Friday, January 11, 2013
Depth chart analysis: Left guard
By Michael Rothstein
Over the next few weeks, WolverineNation will look at every position on the Michigan roster and give a depth chart analysis of each position on the roster heading into the offseason.
Yet another spot vacated by a departing senior on the offensive line, left guard for Michigan is going to be manned by someone with major potential.
Michigan liked Kyle Kalis enough to flirt with using him at left guard before the season started, when the Wolverines ended up redshirting him. They liked Joey Burzynski enough to take the walk-on and put him in the two-deep for the season, again someone who competed for a starting gig.
Michigan coaches liked walk-on Joey Burzynski enough to put him on the depth chart in 2012.
Now, one of those two guys will likely see the majority of the snaps this fall.
The starter: Kalis. He was legitimately in the conversation to see playing time at left guard before last season, competing with Burzynski and Ricky Barnum, who ended up beating both out for the job. But Kalis entered college a season ago the closest to being ready to play and at 6-foot-5, 294 pounds already has the frame to step right in. While he may struggle early after his redshirt season, he has the potential to be the best guard Michigan has had since Stephen Schilling.
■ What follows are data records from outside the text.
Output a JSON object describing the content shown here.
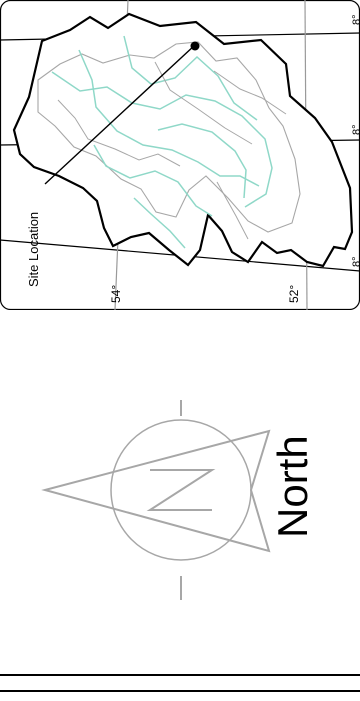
{
  "map": {
    "site_label": "Site Location",
    "lat_left": "54°",
    "lat_right": "52°",
    "edge_label_1": "8°",
    "edge_label_2": "8°",
    "edge_label_3": "8°"
  },
  "compass": {
    "north_label": "North",
    "n_letter": "N"
  },
  "colors": {
    "outline": "#000000",
    "district_lines": "#8fd8c8",
    "road_lines": "#a7a7a7",
    "frame": "#000000",
    "compass_gray": "#a7a7a7"
  }
}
The depth: Burzynski, freshman Kyle Bosch, freshman David Dawson. Michigan doesn’t have a ton of experience here and if Bosch were to have a strong spring, he could be a contender to reach the two-deep at least. There is a lot of talent at the position, though, as Dawson is a highly-rated prospect and the coaches like Burzynski. There is also the chance tackle Michael Schofield moves inside if the staff feels comfortable with Ben Braden or Erik Magnuson out at right tackle.
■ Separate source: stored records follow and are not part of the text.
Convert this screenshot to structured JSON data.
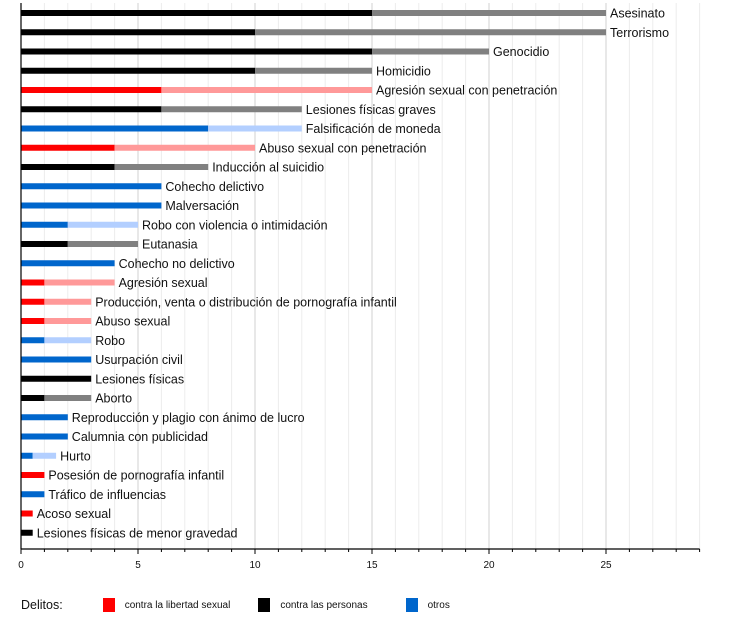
{
  "chart_data": {
    "type": "bar",
    "orientation": "horizontal",
    "title": "",
    "xlabel": "",
    "ylabel": "",
    "xlim": [
      0,
      29
    ],
    "xticks": [
      0,
      5,
      10,
      15,
      20,
      25
    ],
    "grid": true,
    "legend_placement": "bottom-left",
    "legend_title": "Delitos:",
    "categories_info": {
      "sexual": {
        "name": "contra la libertad sexual",
        "color": "#ff0000",
        "light": "#ff9999"
      },
      "personas": {
        "name": "contra las personas",
        "color": "#000000",
        "light": "#808080"
      },
      "otros": {
        "name": "otros",
        "color": "#0066cc",
        "light": "#b3cfff"
      }
    },
    "series": [
      {
        "name": "Asesinato",
        "category": "personas",
        "min": 15,
        "max": 25
      },
      {
        "name": "Terrorismo",
        "category": "personas",
        "min": 10,
        "max": 25
      },
      {
        "name": "Genocidio",
        "category": "personas",
        "min": 15,
        "max": 20
      },
      {
        "name": "Homicidio",
        "category": "personas",
        "min": 10,
        "max": 15
      },
      {
        "name": "Agresión sexual con penetración",
        "category": "sexual",
        "min": 6,
        "max": 15
      },
      {
        "name": "Lesiones físicas graves",
        "category": "personas",
        "min": 6,
        "max": 12
      },
      {
        "name": "Falsificación de moneda",
        "category": "otros",
        "min": 8,
        "max": 12
      },
      {
        "name": "Abuso sexual con penetración",
        "category": "sexual",
        "min": 4,
        "max": 10
      },
      {
        "name": "Inducción al suicidio",
        "category": "personas",
        "min": 4,
        "max": 8
      },
      {
        "name": "Cohecho delictivo",
        "category": "otros",
        "min": 6,
        "max": 6
      },
      {
        "name": "Malversación",
        "category": "otros",
        "min": 6,
        "max": 6
      },
      {
        "name": "Robo con violencia o intimidación",
        "category": "otros",
        "min": 2,
        "max": 5
      },
      {
        "name": "Eutanasia",
        "category": "personas",
        "min": 2,
        "max": 5
      },
      {
        "name": "Cohecho no delictivo",
        "category": "otros",
        "min": 4,
        "max": 4
      },
      {
        "name": "Agresión sexual",
        "category": "sexual",
        "min": 1,
        "max": 4
      },
      {
        "name": "Producción, venta o distribución de pornografía infantil",
        "category": "sexual",
        "min": 1,
        "max": 3
      },
      {
        "name": "Abuso sexual",
        "category": "sexual",
        "min": 1,
        "max": 3
      },
      {
        "name": "Robo",
        "category": "otros",
        "min": 1,
        "max": 3
      },
      {
        "name": "Usurpación civil",
        "category": "otros",
        "min": 3,
        "max": 3
      },
      {
        "name": "Lesiones físicas",
        "category": "personas",
        "min": 3,
        "max": 3
      },
      {
        "name": "Aborto",
        "category": "personas",
        "min": 1,
        "max": 3
      },
      {
        "name": "Reproducción y plagio con ánimo de lucro",
        "category": "otros",
        "min": 2,
        "max": 2
      },
      {
        "name": "Calumnia con publicidad",
        "category": "otros",
        "min": 2,
        "max": 2
      },
      {
        "name": "Hurto",
        "category": "otros",
        "min": 0.5,
        "max": 1.5
      },
      {
        "name": "Posesión de pornografía infantil",
        "category": "sexual",
        "min": 1,
        "max": 1
      },
      {
        "name": "Tráfico de influencias",
        "category": "otros",
        "min": 1,
        "max": 1
      },
      {
        "name": "Acoso sexual",
        "category": "sexual",
        "min": 0.5,
        "max": 0.5
      },
      {
        "name": "Lesiones físicas de menor gravedad",
        "category": "personas",
        "min": 0.5,
        "max": 0.5
      }
    ]
  },
  "legend": {
    "title": "Delitos:",
    "items": [
      {
        "label": "contra la libertad sexual",
        "color": "#ff0000"
      },
      {
        "label": "contra las personas",
        "color": "#000000"
      },
      {
        "label": "otros",
        "color": "#0066cc"
      }
    ]
  }
}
The question mark: Could someone beat out Kalis? It is possible, obviously, as Kalis has never played a game at Michigan before, but since he arrived on campus it has always appeared the coaching staff and other players have been really high on him so it is likely he will play somewhere along the line. The question is likely at which guard spot.
The bottom line: While it is tough to know how players will truly adjust to seeing meaningful time and live snaps -- Brady Hoke admitted as much last season discussing his confidence in the defensive line -- all signs have pointed to Kalis being an exceptional talent. Now he will be aided even more by the return of Taylor Lewan, which gives him an NFL-level tackle to learn from and share blocks with. Save Devin Gardner, no one might benefit more from Lewan’s return than Kalis or whomever else plays left guard.